CHP Niğde Milletvekili Ömer Fethi Gürer, bölge halkının çoğunluğunun emekli olduğunu, tek geçim kaynağının ise kiraz bahçeleri olduğunu belirterek, “Bahçecilik yapanların çoğu başka şehirlerden geri dönerek burada geçimini sağlıyor. Bu yıl ürün olmayınca tüm ekonomik denge bozuldu. Gübre, tohum, ilaç fiyatları yüksek, dalda ürün yok. Esnaf da ilaç vermez oldu çünkü diyor ki: ‘Ağaçta ürün yok, borcunu nasıl ödeyeceksin?’ Bu nedenle donla ortaya çıkan zararlar acilen karşılanmalı. ÇKS’si olsun olmasın, bahçesi olan herkesin zararı karşılanmalı. Bu Ahmet’in, Mehmet’in bahçesi değil. Bu ülkenin ağacı. Bu ağaçlar korunmazsa gelecekte meyvecilikte sürdürülebilirlik sağlanamaz,” dedi.
“Geçen yıl 28 milyon tondu, bu yıl 21 milyon ton olacak”
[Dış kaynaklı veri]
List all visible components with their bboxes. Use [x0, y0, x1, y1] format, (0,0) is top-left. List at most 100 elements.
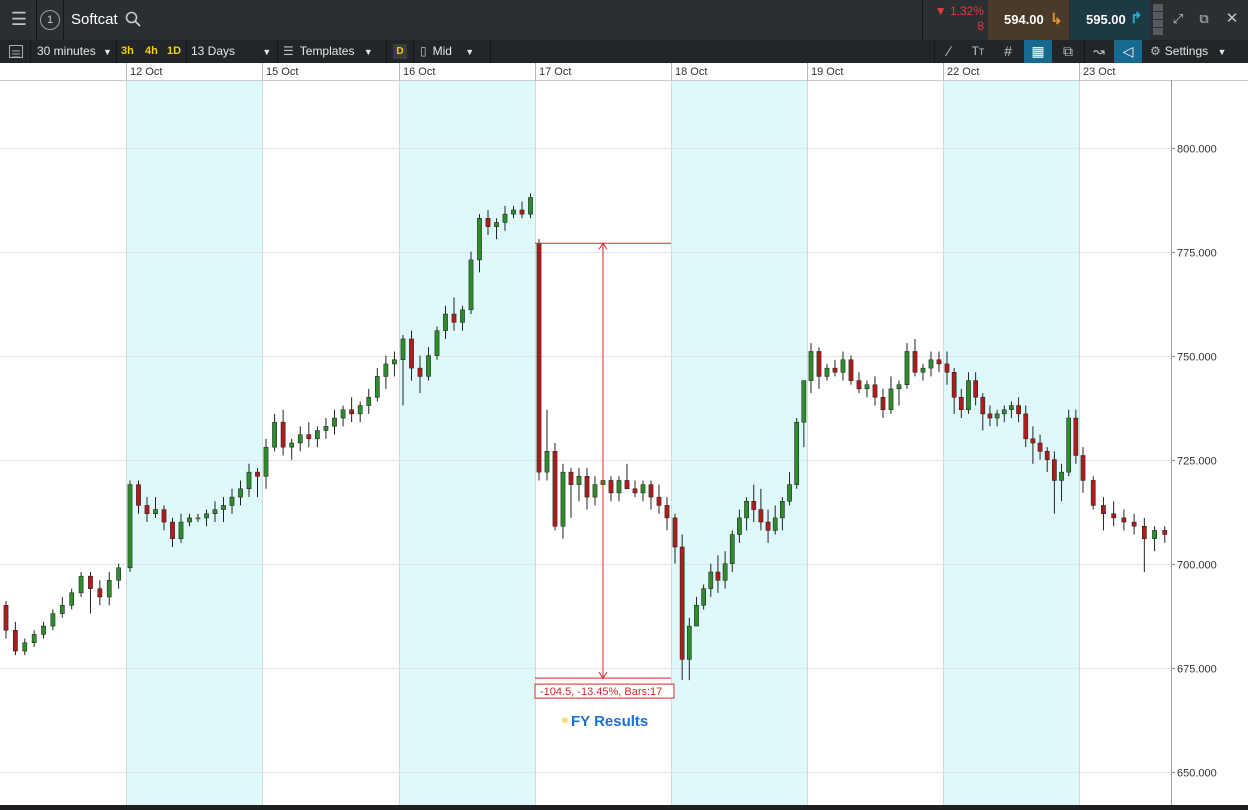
candle-body: [78, 575, 84, 594]
candle-body: [1111, 513, 1117, 519]
popout-icon[interactable]: ⧉: [1194, 8, 1214, 30]
grid-icon[interactable]: #: [996, 40, 1020, 63]
candle-body: [568, 471, 574, 485]
candle: [912, 338, 918, 377]
candle-body: [640, 484, 646, 494]
crosshair-icon[interactable]: ▦: [1024, 40, 1052, 63]
buy-button[interactable]: 595.00 ↱: [1070, 0, 1150, 40]
candle: [632, 480, 638, 498]
candle-body: [195, 517, 201, 520]
clone-icon[interactable]: ⧉: [1056, 40, 1080, 63]
candle-body: [584, 476, 590, 498]
list-icon[interactable]: [9, 45, 23, 58]
candle-body: [13, 629, 18, 652]
candle-body: [212, 509, 218, 514]
candle-body: [616, 480, 622, 494]
interval-3h-button[interactable]: 3h: [121, 40, 134, 63]
candle-body: [460, 309, 465, 323]
settings-button[interactable]: ⚙ Settings ▼: [1150, 40, 1226, 64]
y-tick-label: 775.000: [1177, 248, 1217, 260]
range-label: 13 Days: [191, 44, 236, 58]
candle: [374, 368, 380, 402]
candle-body: [904, 351, 910, 385]
candle: [864, 380, 870, 398]
window-number-badge[interactable]: 1: [40, 10, 60, 30]
y-tick-label: 650.000: [1177, 768, 1217, 780]
measure-label: -104.5, -13.45%, Bars:17: [540, 686, 662, 698]
candle: [544, 409, 550, 481]
candle-body: [944, 363, 950, 373]
search-icon[interactable]: [125, 11, 141, 27]
candle: [848, 355, 854, 385]
candle: [648, 480, 654, 510]
d-button[interactable]: D: [393, 44, 407, 59]
candle-body: [409, 338, 414, 369]
candle-body: [178, 521, 184, 539]
candle-body: [864, 384, 870, 390]
draw-line-icon[interactable]: ∕: [938, 40, 960, 63]
text-size-icon[interactable]: TT: [966, 40, 990, 64]
candle-body: [50, 613, 56, 627]
candle-body: [701, 588, 706, 606]
candle-body: [624, 480, 630, 490]
candle-body: [808, 351, 814, 381]
sell-arrow-icon: ↳: [1050, 11, 1063, 28]
candle: [832, 359, 838, 377]
x-tick-label: 17 Oct: [539, 66, 571, 78]
candle: [880, 388, 886, 419]
candle: [679, 534, 685, 681]
candle-body: [417, 367, 423, 377]
candle: [1121, 509, 1127, 531]
candle-body: [161, 509, 167, 523]
candle-body: [672, 517, 678, 548]
sell-button[interactable]: 594.00 ↳: [988, 0, 1069, 40]
candle-body: [912, 351, 918, 373]
close-icon[interactable]: ✕: [1222, 8, 1242, 30]
candle-body: [1059, 471, 1064, 481]
range-select[interactable]: 13 Days ▼: [191, 40, 271, 64]
templates-select[interactable]: ☰ Templates ▼: [283, 40, 373, 64]
menu-icon[interactable]: ☰: [8, 8, 30, 30]
chevron-down-icon: ▼: [262, 47, 272, 57]
candle-body: [374, 376, 380, 398]
sell-price: 594.00: [1004, 12, 1044, 27]
interval-4h-button[interactable]: 4h: [145, 40, 158, 63]
candle-body: [229, 496, 235, 506]
candle: [584, 467, 590, 510]
expand-icon[interactable]: ⤢: [1168, 8, 1188, 30]
candle-body: [973, 380, 978, 398]
interval-select[interactable]: 30 minutes ▼: [37, 40, 112, 64]
tag-icon[interactable]: ◁: [1114, 40, 1142, 63]
chart-toolbar: 30 minutes ▼ 3h 4h 1D 13 Days ▼ ☰ Templat…: [0, 40, 1248, 64]
indicator-icon[interactable]: ↝: [1088, 40, 1110, 63]
price-chart[interactable]: 650.000 675.000 700.000 725.000 750.000 775.0…: [0, 63, 1248, 805]
candle: [127, 480, 133, 572]
chevron-down-icon: ▼: [465, 47, 475, 57]
candle-body: [715, 571, 721, 581]
price-type-select[interactable]: ▯ Mid ▼: [420, 40, 474, 64]
chart-canvas[interactable]: 650.000 675.000 700.000 725.000 750.000 775.0…: [0, 63, 1248, 805]
candle-body: [1121, 517, 1127, 523]
annotation-label: FY Results: [571, 713, 648, 730]
candle: [656, 484, 662, 514]
candle-body: [708, 571, 714, 589]
candle-body: [238, 488, 243, 498]
candle: [560, 463, 566, 539]
change-points: 8: [977, 19, 984, 33]
candle-body: [824, 367, 830, 377]
instrument-name[interactable]: Softcat: [71, 11, 118, 28]
candle-body: [648, 484, 654, 498]
candle-body: [1141, 525, 1147, 539]
interval-1d-button[interactable]: 1D: [167, 40, 181, 63]
change-indicator: ▼ 1.32% 8: [926, 4, 984, 36]
templates-label: Templates: [299, 44, 355, 58]
candle-body: [392, 359, 397, 365]
candle: [1090, 476, 1096, 510]
session-shade: [671, 80, 807, 805]
depth-bar-icon[interactable]: [1153, 4, 1163, 36]
candle: [1101, 497, 1106, 531]
candle-body: [187, 517, 192, 523]
candle-body: [772, 517, 778, 531]
candle-body: [297, 434, 303, 444]
candle: [59, 596, 65, 618]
TÜİK verilerine göre geçen yıl Türkiye’de 28 milyon ton meyve üretildiğini hatırlatan Gürer, bu yılki beklentinin 21 milyon ton civarında olduğunu belirterek, “7 milyon tonluk bir kaybımız var. Bu kayıp sadece çiftçiyi değil, ülke ekonomisini de derinden etkiler. İktidar artık üreticinin yanında olduğunu hissettirmelidir. Sayın Cumhurbaşkanı kasım ayında ödeme yapılacak dedi ama çiftçinin o güne kadar dayanacak hali kalmamış,” diye konuştu.
Kiraz yoksa işçi de yok, ihracat da yok
Üretici Murat Yavuz, zirai donun tarım işçilerini de etkilediğini belirterek, “Geçen yıl tarım işçisi her gün köyümüze gelirdi. 20 gün boyunca her gün 1000 kişi çalıştı. Bu yıl hasat yoktu, işçi de gelemedi. Ürün olmayınca onlar da mağdur oldu.”
Gürer de, “Gübre ve ilaç satan da satış yapamıyor. İhracatçılar bağlantı kuramadı çünkü ürün yok. Zirai don sadece daldaki meyveyi değil, bölgedeki tüm ekonomiyi vurdu,” ifadelerini kullandı.
“Üretimin %85’i bu bölgede yapılıyordu”
Üretici Hüseyin Toker de kirazın bölge ekonomisindeki önemine dikkat çekerek, “2024 yılında Niğde’de yaklaşık 43.106 ton kiraz üretiliyordu. Bu üretimin %85’i Ulukışla’ya bağlı köylerde yapılıyordu. Yani Ulukışla ve köyleri için kiraz sadece bir ürün değil, doğrudan geçim kaynağıydı. Ama bu yıl yaşanan donla birlikte ürün yok. Çok büyük bir sıkıntı var. Üretici, bir an önce zararının karşılanmasını bekliyor,” dedi.